Measures to combat powdery mildew

  • Pruning and destroying affected shoots in autumn or early spring.
  • Timely watering and tillage.
  • The gardener should avoid applying large doses of nitrogen fertilizers.
  • It is recommended to spray plants with azocene or colloidal sulfur.
  • If the disease develops significantly, spraying is carried out at least three times: during the separation of buds, immediately after flowering (75% of the petals fall off), the third - two weeks after the second.

Fungal disease of the bark of branches and trunks of apple, pear, apricot and other fruit crops. A brown spot first appears on the bark, its edges thicken. Then the bark in this place dies, cracks and peels off, exposing the wood. Dead bark and wood turn black, and black tubercles of fruiting fungus appear on them. Leaves and fruits are also affected.

The fungus overwinters in the affected bark. Its spores disperse and infect trees throughout the warm period of the year. Infection is favored by the presence of cracks and mechanical damage to the bark. Older and weakened trees that do not receive proper care are more often affected.

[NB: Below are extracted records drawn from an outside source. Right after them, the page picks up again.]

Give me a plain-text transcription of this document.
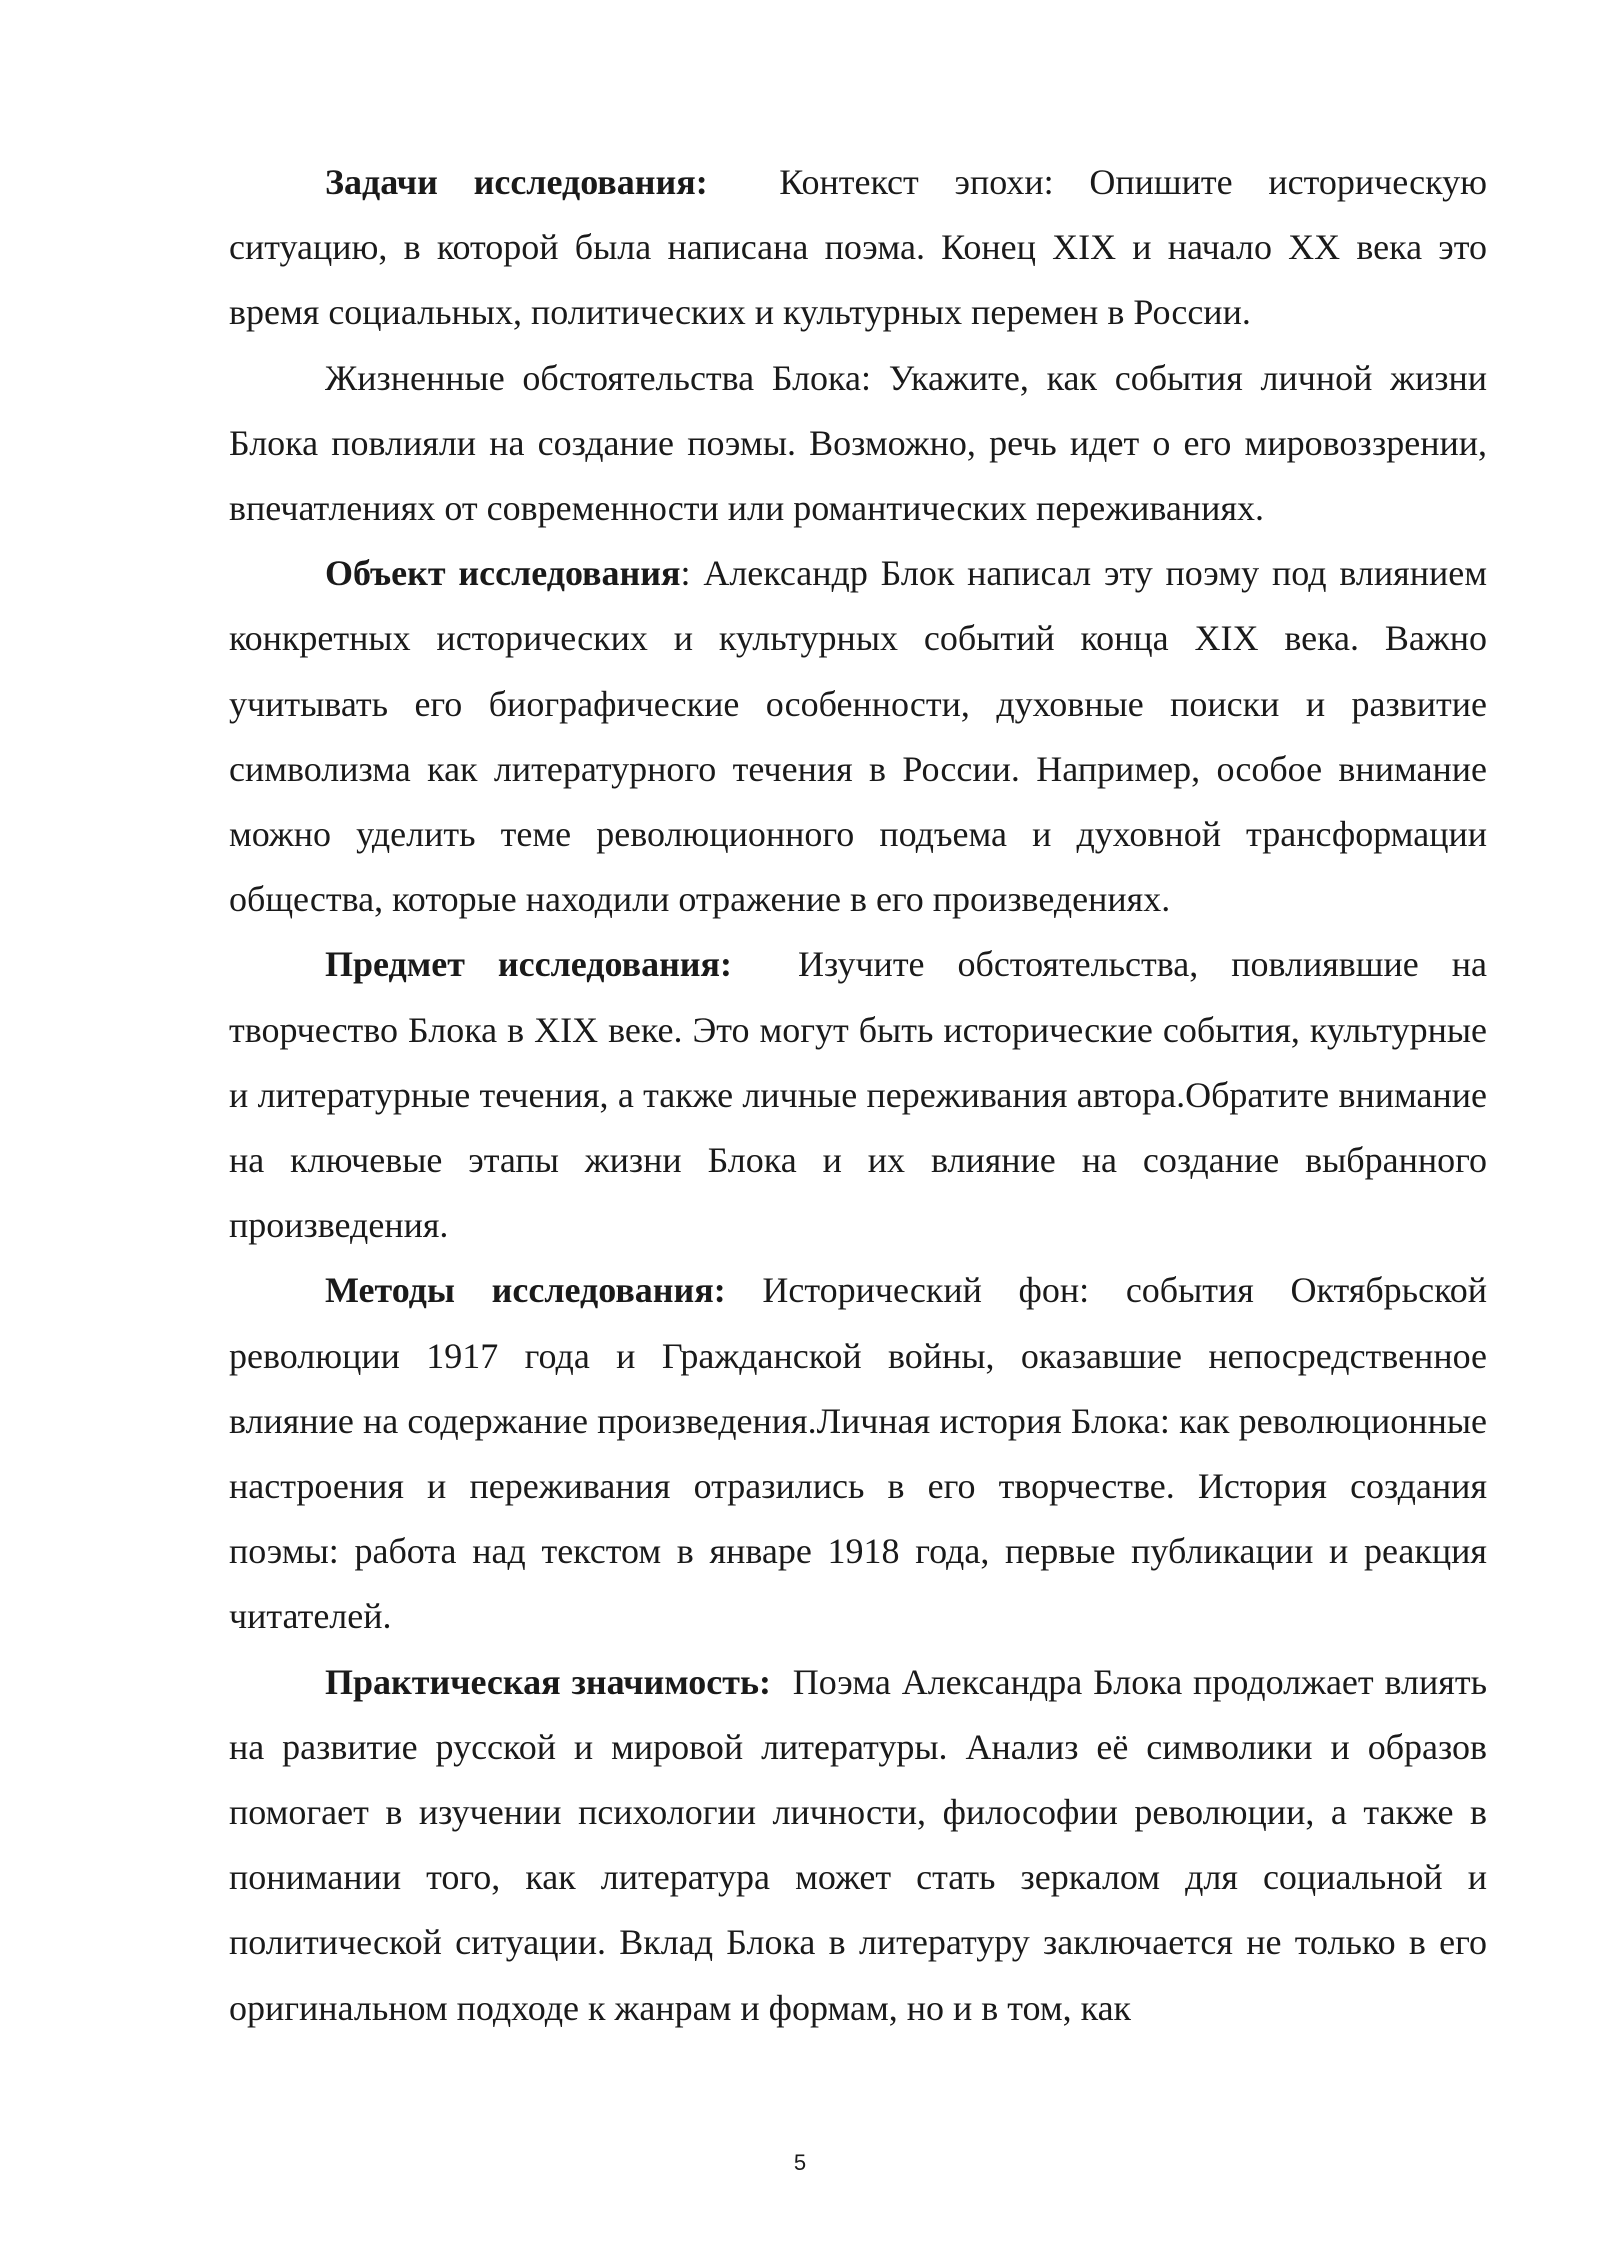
Задачи исследования:  Контекст эпохи: Опишите историческую ситуацию, в которой была написана поэма. Конец XIX и начало XX века это время социальных, политических и культурных перемен в России.

Жизненные обстоятельства Блока: Укажите, как события личной жизни Блока повлияли на создание поэмы. Возможно, речь идет о его мировоззрении, впечатлениях от современности или романтических переживаниях.

Объект исследования: Александр Блок написал эту поэму под влиянием конкретных исторических и культурных событий конца XIX века. Важно учитывать его биографические особенности, духовные поиски и развитие символизма как литературного течения в России. Например, особое внимание можно уделить теме революционного подъема и духовной трансформации общества, которые находили отражение в его произведениях.

Предмет исследования:  Изучите обстоятельства, повлиявшие на творчество Блока в XIX веке. Это могут быть исторические события, культурные и литературные течения, а также личные переживания автора.Обратите внимание на ключевые этапы жизни Блока и их влияние на создание выбранного произведения.

Методы исследования: Исторический фон: события Октябрьской революции 1917 года и Гражданской войны, оказавшие непосредственное влияние на содержание произведения.Личная история Блока: как революционные настроения и переживания отразились в его творчестве. История создания поэмы: работа над текстом в январе 1918 года, первые публикации и реакция читателей.

Практическая значимость:  Поэма Александра Блока продолжает влиять на развитие русской и мировой литературы. Анализ её символики и образов помогает в изучении психологии личности, философии революции, а также в понимании того, как литература может стать зеркалом для социальной и политической ситуации. Вклад Блока в литературу заключается не только в его оригинальном подходе к жанрам и формам, но и в том, как

5
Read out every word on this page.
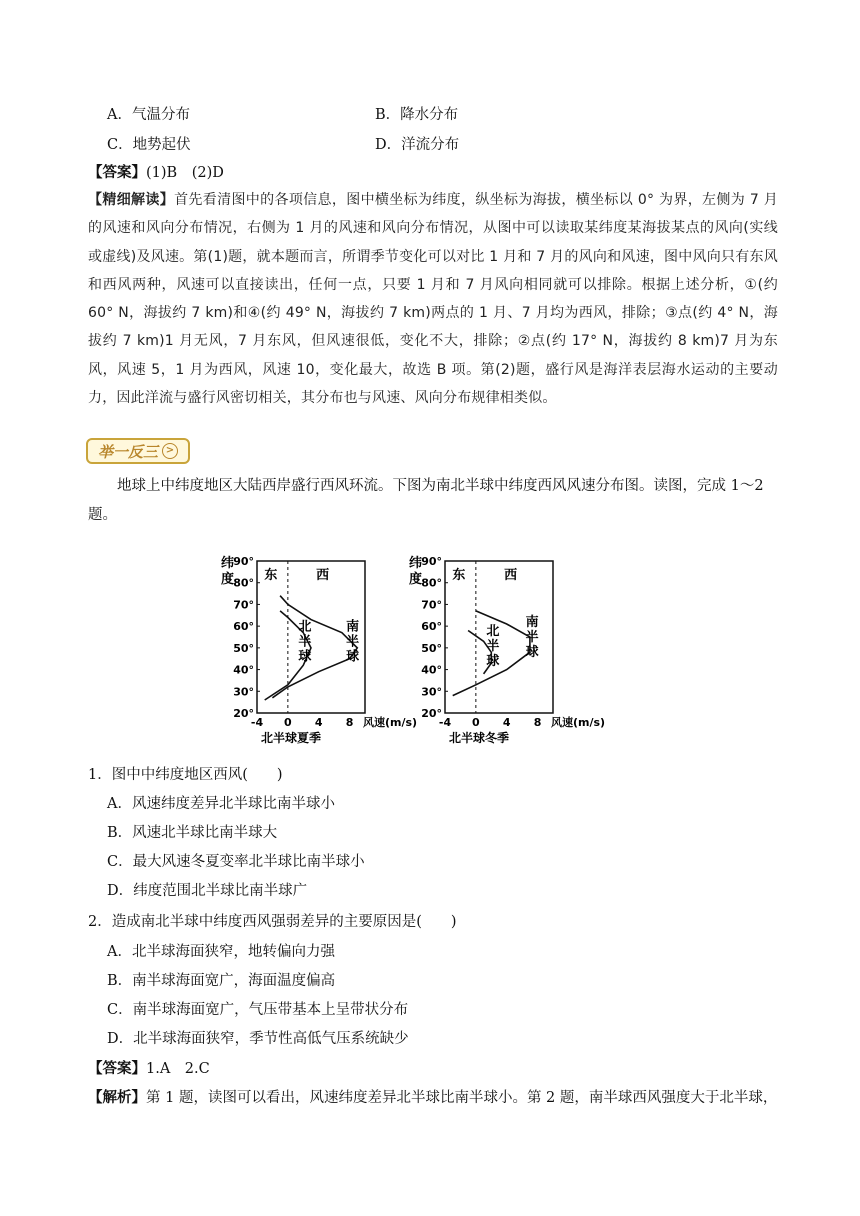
A．气温分布	B．降水分布
C．地势起伏	D．洋流分布
【答案】(1)B　(2)D
【精细解读】首先看清图中的各项信息，图中横坐标为纬度，纵坐标为海拔，横坐标以 0° 为界，左侧为 7 月的风速和风向分布情况，右侧为 1 月的风速和风向分布情况，从图中可以读取某纬度某海拔某点的风向(实线或虚线)及风速。第(1)题，就本题而言，所谓季节变化可以对比 1 月和 7 月的风向和风速，图中风向只有东风和西风两种，风速可以直接读出，任何一点，只要 1 月和 7 月风向相同就可以排除。根据上述分析，①(约 60° N，海拔约 7 km)和④(约 49° N，海拔约 7 km)两点的 1 月、7 月均为西风，排除；③点(约 4° N，海拔约 7 km)1 月无风，7 月东风，但风速很低，变化不大，排除；②点(约 17° N，海拔约 8 km)7 月为东风，风速 5，1 月为西风，风速 10，变化最大，故选 B 项。第(2)题，盛行风是海洋表层海水运动的主要动力，因此洋流与盛行风密切相关，其分布也与风速、风向分布规律相类似。
举一反三 >
地球上中纬度地区大陆西岸盛行西风环流。下图为南北半球中纬度西风风速分布图。读图，完成 1～2 题。
纬
度
20°
30°
40°
50°
60°
70°
80°
90°
-4 0 4 8 风速(m/s)
北半球夏季
东	西
北
半
球
南
半
球
纬
度
20°
30°
40°
50°
60°
70°
80°
90°
-4 0 4 8 风速(m/s)
北半球冬季
东	西
北
半
球
南
半
球
1．图中中纬度地区西风(　　)
A．风速纬度差异北半球比南半球小
B．风速北半球比南半球大
C．最大风速冬夏变率北半球比南半球小
D．纬度范围北半球比南半球广
2．造成南北半球中纬度西风强弱差异的主要原因是(　　)
A．北半球海面狭窄，地转偏向力强
B．南半球海面宽广，海面温度偏高
C．南半球海面宽广，气压带基本上呈带状分布
D．北半球海面狭窄，季节性高低气压系统缺少
【答案】1.A　2.C
【解析】第 1 题，读图可以看出，风速纬度差异北半球比南半球小。第 2 题，南半球西风强度大于北半球，
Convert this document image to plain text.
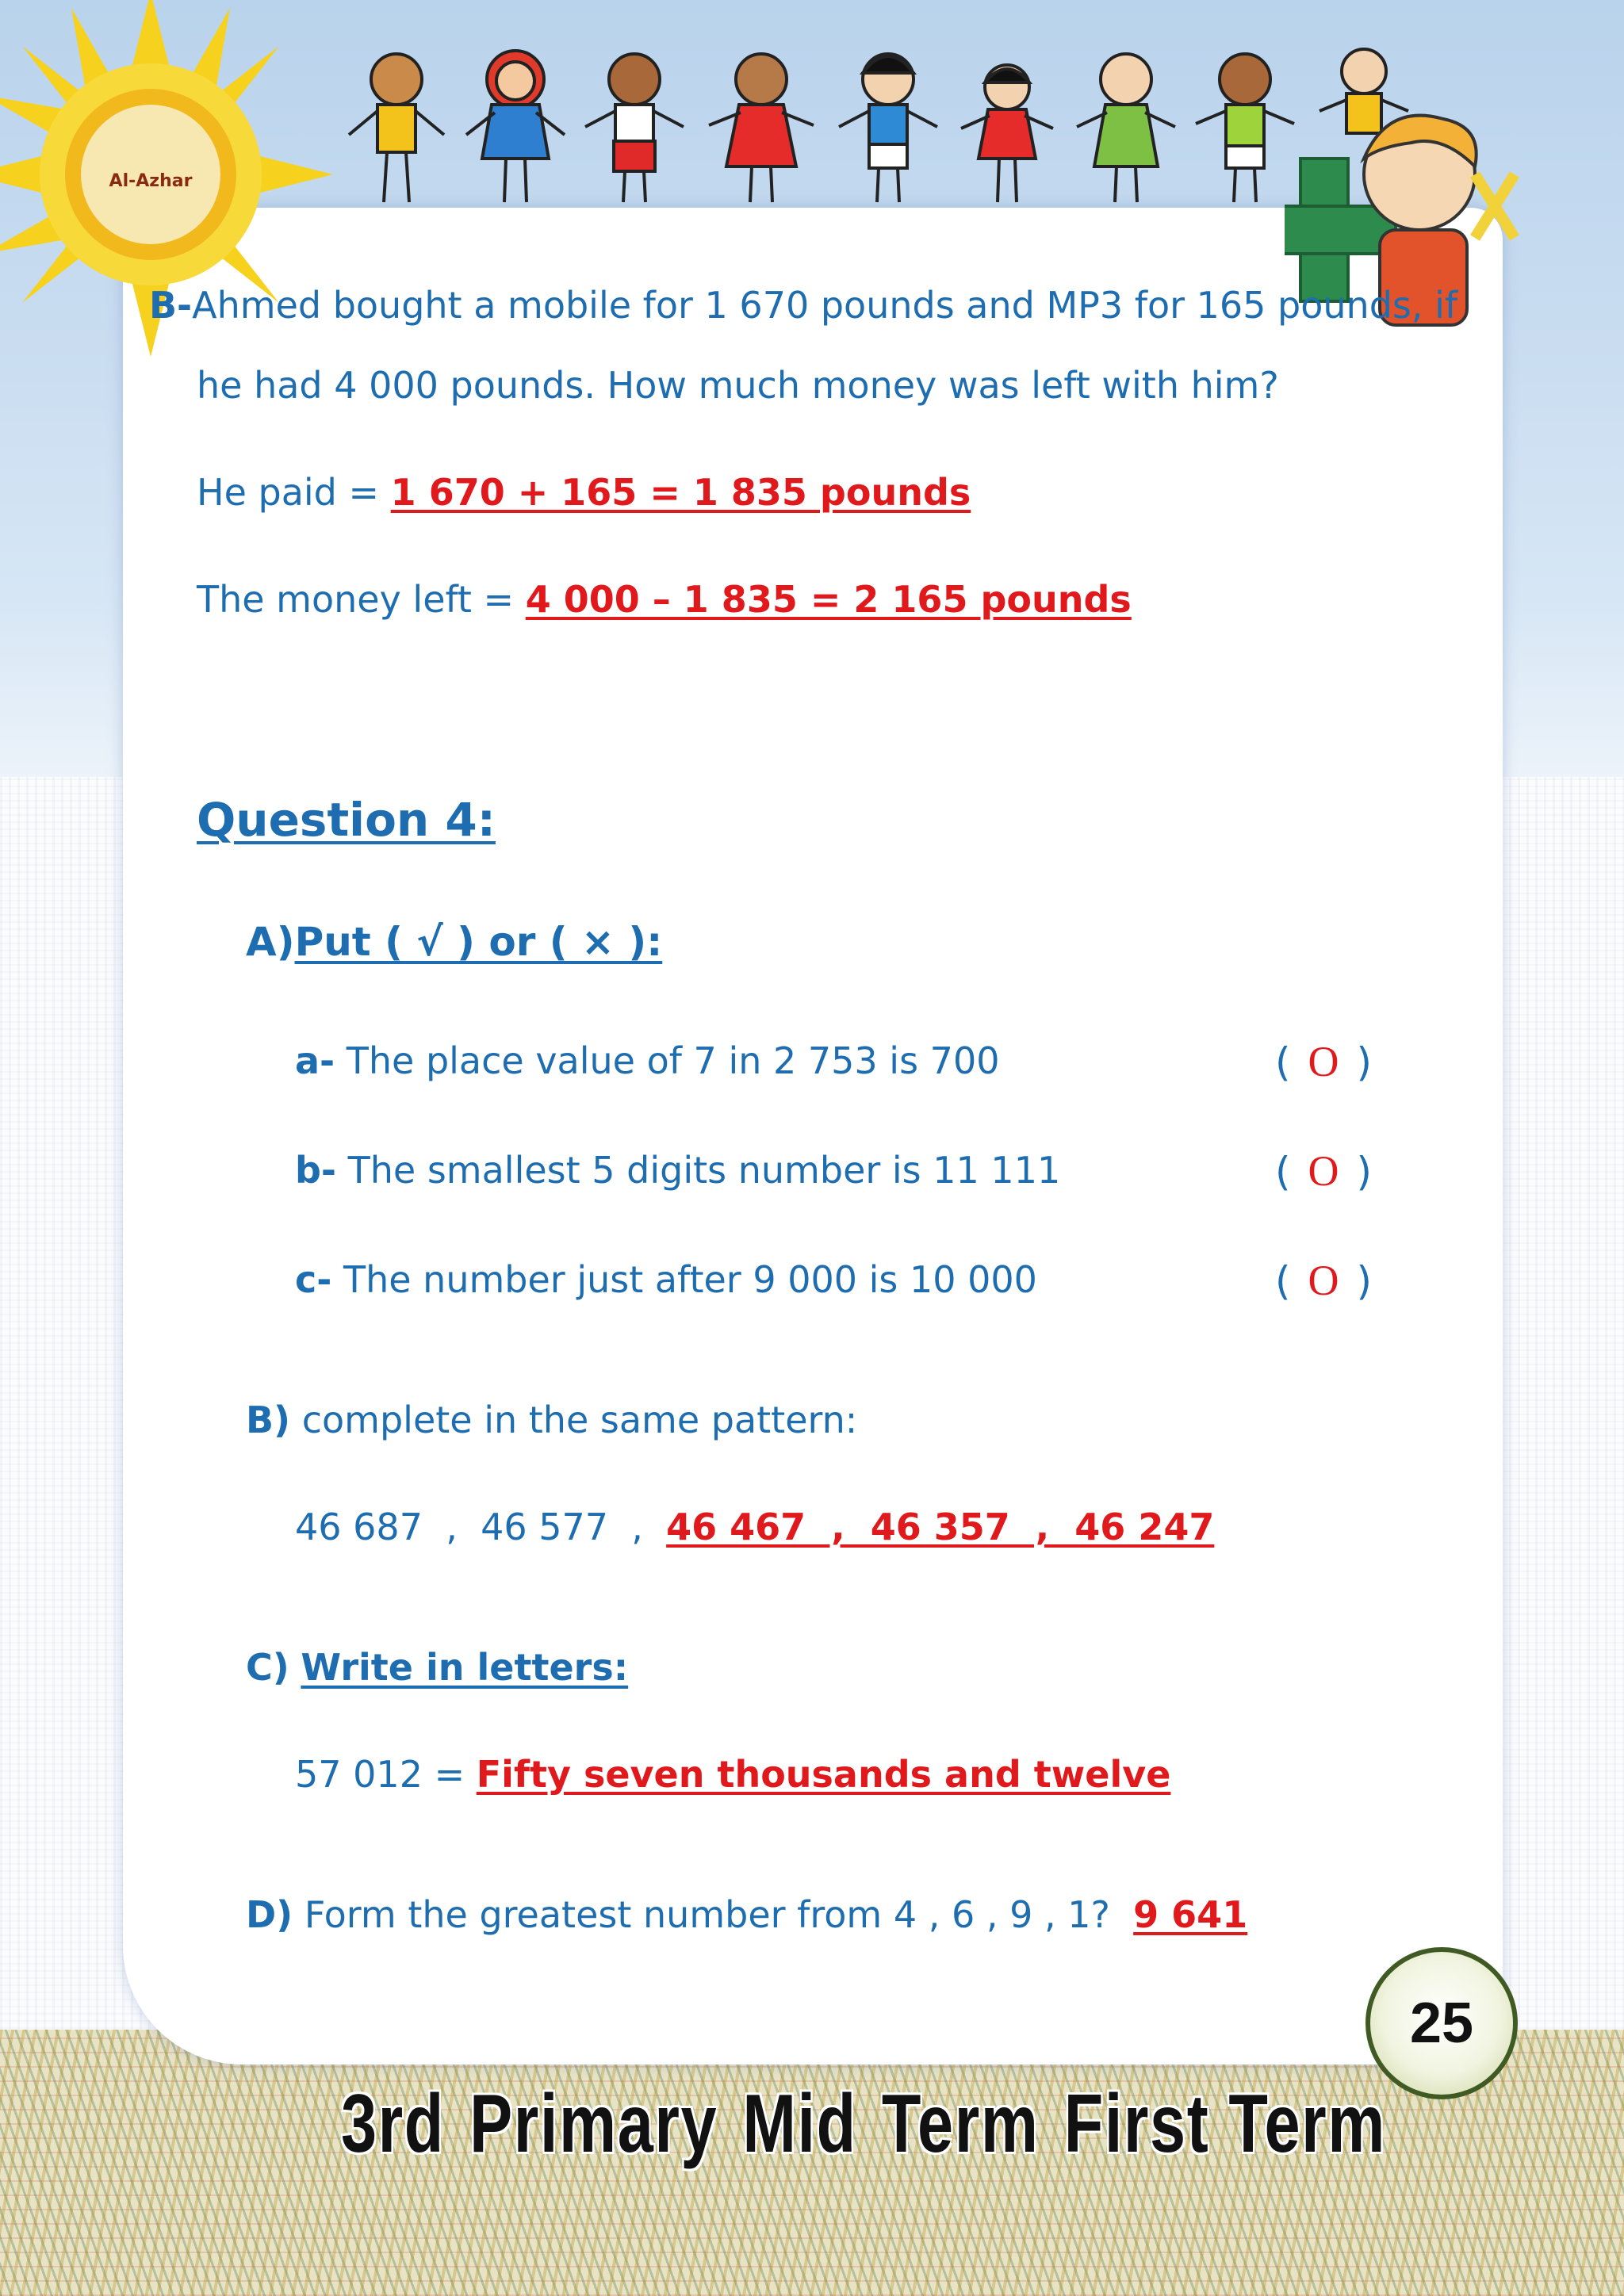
Al-Azhar
B-Ahmed bought a mobile for 1 670 pounds and MP3 for 165 pounds, if
he had 4 000 pounds. How much money was left with him?
He paid = 1 670 + 165 = 1 835 pounds
The money left = 4 000 – 1 835 = 2 165 pounds
Question 4:
A)Put ( √ ) or ( × ):
a- The place value of 7 in 2 753 is 700	( O )
b- The smallest 5 digits number is 11 111	( O )
c- The number just after 9 000 is 10 000	( O )
B) complete in the same pattern:
46 687  ,  46 577  ,  46 467  ,  46 357  ,  46 247
C) Write in letters:
57 012 = Fifty seven thousands and twelve
D) Form the greatest number from 4 , 6 , 9 , 1?  9 641
25
3rd Primary Mid Term First Term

Measures to combat black cancer

  • First of all, pruning and burning of affected branches, uprooting and burning of trees that died from black cancer.
  • Digging the soil, applying fertilizers, and timely watering promote the growth of trees and increase their resistance to disease.
  • It is very important to protect trees from mechanical damage, as well as treat wounds by stripping diseased bark and wood to healthy tissue, followed by disinfecting the wounds with a solution of copper sulfate and sealing them with garden varnish.